Makers Academy: Penultimate Week

This week is the first of two on our final project. After a somewhat drawn out process at the end of last week we had come together to form four project groups. I was in the largest and the six of us were going to build a platform to show off ourself as Makers Academy Graduates.

image

On Monday we started by initialising a rails project adding devise and then struggling to sort out omniauth. Omniauth is using another sites authentication for our own. In our case from github. This was surprisingly difficult and took us all of Monday to get nowhere. Come Tuesday two of us had worked it out, eventually. I had found this link which was useful at explaining what should be done but still is not perfect. 

As it turned out omniauth is possible without devise so Tuesday we restarted from a blank canvas. Two hours in and we had done more than all of the previous day. 

A group of six was the largest I had worked in so far. One difficulty was dividing up work at the start, because when setting up the foundations your can find yourself working on something that touches everything. This means that three pairs working simultaneously is not possible. By midweek we were able to start working as three pairs and then code generation was surprisingly rapid, I was often checking our repo’s network graph to see what was happening.

With a bit more freedom it was easy for us to volunteer only to work on the bits of the project we were most interested in. It was quickly apparent that as a group we were more keen on developing the back end over dealing with styling issues. It also turned out that not everyone was convinced by the value of refactoring tests. I am and therefore when working alone it turned out that this was were I spent my time. After one early morning start, the test suit was completely over hauled by the time 9 am rolled around. This refactoring showed its worth when it next came to adding a field to our user model. With only one line of code we had all the tests to allow a user to save a linked in address. 
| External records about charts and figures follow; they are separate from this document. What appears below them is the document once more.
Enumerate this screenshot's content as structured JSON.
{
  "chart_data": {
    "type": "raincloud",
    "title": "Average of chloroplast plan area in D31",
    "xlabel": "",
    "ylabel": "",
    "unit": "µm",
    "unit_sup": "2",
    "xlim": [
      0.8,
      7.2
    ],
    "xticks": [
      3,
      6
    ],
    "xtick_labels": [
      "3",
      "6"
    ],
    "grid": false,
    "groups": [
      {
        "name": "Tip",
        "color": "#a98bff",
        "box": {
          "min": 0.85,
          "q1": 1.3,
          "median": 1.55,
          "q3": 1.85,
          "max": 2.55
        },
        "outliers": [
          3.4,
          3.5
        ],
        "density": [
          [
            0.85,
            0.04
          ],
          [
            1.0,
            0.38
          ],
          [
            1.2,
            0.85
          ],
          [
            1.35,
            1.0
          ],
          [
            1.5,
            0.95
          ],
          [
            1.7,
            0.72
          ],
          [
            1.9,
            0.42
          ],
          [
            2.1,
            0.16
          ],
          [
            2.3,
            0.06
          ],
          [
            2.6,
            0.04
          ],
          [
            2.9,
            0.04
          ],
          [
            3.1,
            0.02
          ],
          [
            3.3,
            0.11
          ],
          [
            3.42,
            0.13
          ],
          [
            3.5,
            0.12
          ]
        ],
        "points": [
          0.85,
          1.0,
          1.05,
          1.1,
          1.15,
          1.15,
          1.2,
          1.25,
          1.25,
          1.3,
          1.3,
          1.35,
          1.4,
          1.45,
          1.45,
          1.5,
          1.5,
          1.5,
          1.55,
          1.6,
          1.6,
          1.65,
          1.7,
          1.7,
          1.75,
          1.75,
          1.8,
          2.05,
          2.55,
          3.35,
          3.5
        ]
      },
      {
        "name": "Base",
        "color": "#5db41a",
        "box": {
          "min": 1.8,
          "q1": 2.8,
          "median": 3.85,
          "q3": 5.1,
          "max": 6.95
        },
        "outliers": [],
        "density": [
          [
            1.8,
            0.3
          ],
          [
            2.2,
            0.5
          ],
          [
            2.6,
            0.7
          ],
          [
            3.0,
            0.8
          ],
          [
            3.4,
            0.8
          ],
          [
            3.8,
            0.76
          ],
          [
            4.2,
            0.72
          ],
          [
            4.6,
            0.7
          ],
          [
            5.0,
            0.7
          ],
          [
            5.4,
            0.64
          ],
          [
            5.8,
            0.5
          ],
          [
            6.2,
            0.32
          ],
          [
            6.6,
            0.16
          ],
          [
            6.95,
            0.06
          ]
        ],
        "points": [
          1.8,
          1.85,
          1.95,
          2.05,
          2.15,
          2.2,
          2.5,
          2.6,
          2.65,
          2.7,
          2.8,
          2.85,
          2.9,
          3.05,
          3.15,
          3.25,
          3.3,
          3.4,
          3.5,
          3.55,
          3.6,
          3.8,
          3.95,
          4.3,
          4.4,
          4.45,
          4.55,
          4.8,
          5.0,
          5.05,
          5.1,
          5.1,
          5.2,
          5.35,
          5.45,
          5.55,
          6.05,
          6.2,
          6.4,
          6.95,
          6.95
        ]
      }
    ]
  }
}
This week I discovered Webmock, a test mocking framework. With it all requests to the outside world can be blocked. This ensures that you don’t over use calls to an API. Combined with some custom rake tasks to generate JSON data this turned out to be very powerful. I will have to write a post on this and maybe even a Gem.

One very positive thing in our group was the desire for proper testing and git practices. The pressure to move forward was notably higher but all of us were making best attempts towards best practices. Mihai in particular forced me to up my game on how I merged in commits and pushed. 

As always seams to happen when focusing on one thing another can be neglected. This week that thing was running the tests. We had written good tests. When merging I would make sure all my merges where on feature branches and not the master. However as we concentrated on the correct merge order actually running the tests passed slipped my mind. A few hours later over half the tests were failing because no one had rerun them as they merged. We quickly addressed that but the procedure for merging in feature branches was now getting extensive. The work flow was as follows.

  1. commit last change on feature branch
  2. run tests
  3. switch to master
  4. pull from origin (github)
  5. switch to feature branch
  6. merge from master branch
  7. run tests
  8. switch to master
  9. merge from feature branch
  10. run tests
  11. push to origin (github)
  12. push to Heroku

I’m not sure how many times I managed all 12 steps in the correct order this week. Hopefully it will be more often next week. I can see why people incorporate tools such as git flow but for the moment I want to work on getting the practise.

Two interesting links to share from this week. First Mashape a showcase and market place for 100’s of API’s. Second a showcase of some of the most interesting projects on github.